If we have: a numeric response variable and a categorical variable
And we want: to visualize median-based distribution statistics (min, max, IQR)
Then we can: use a box plot.
Let’s look at the distribution of rating counts by genre. We first need to join genres and movie stats.
mg_stats = movie_genres.join(movie_stats, on='movieID')
mg_stats
movieID | genre | RatingCount | MeanRating | |
---|---|---|---|---|
0 | 1 | Adventure | 1263.0 | 3.735154 |
1 | 1 | Animation | 1263.0 | 3.735154 |
2 | 1 | Children | 1263.0 | 3.735154 |
3 | 1 | Comedy | 1263.0 | 3.735154 |
4 | 1 | Fantasy | 1263.0 | 3.735154 |
... | ... | ... | ... | ... |
20804 | 65126 | Comedy | 2.0 | 3.250000 |
20805 | 65126 | Drama | 2.0 | 3.250000 |
20806 | 65130 | Drama | 1.0 | 2.500000 |
20807 | 65130 | Romance | 1.0 | 2.500000 |
20808 | 65133 | Comedy | 3.0 | 4.000000 |
20809 rows × 4 columns
sns.boxplot('RatingCount', 'genre', data=mg_stats)
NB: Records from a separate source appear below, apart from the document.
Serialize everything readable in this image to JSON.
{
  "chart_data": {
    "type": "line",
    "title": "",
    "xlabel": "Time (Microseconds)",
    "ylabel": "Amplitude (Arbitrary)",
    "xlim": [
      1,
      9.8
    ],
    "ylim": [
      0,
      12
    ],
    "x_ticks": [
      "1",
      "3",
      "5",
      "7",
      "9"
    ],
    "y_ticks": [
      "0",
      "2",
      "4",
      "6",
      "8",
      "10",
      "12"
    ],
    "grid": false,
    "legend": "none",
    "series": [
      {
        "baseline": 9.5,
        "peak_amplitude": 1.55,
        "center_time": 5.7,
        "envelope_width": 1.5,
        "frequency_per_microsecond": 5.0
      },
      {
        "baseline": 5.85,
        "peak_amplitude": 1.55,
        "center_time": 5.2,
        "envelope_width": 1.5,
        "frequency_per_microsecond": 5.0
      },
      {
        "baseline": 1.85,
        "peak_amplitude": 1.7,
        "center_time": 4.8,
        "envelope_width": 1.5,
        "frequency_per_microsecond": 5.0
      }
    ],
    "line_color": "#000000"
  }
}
<matplotlib.axes._subplots.AxesSubplot at 0x2c2925842e0>
Note that this is horizontal rather than vertical - Seaborn automatically figures out which is numeric and which is categorical, and orients the box plot correctly. Horizontal is easier to have good layouts for the y axis labels.
Violin Plots¶
The violin plot also shows distributions, but does so with a kernel density estimate:
sns.violinplot('MeanRating', 'genre', data=mg_stats)
<matplotlib.axes._subplots.AxesSubplot at 0x2c2923417c0>
This chart is too crowded to usefully read.
Wrapping Up¶
The Seaborn functions have a common interface:
x
andy
as first and second parameters, respectivelyif
data=
points to a data frame, thenx
andy
are interpreted as column namescan change other aesthetics, such as color-coding points with
hue='column'
We’ll see more plot capabilities later.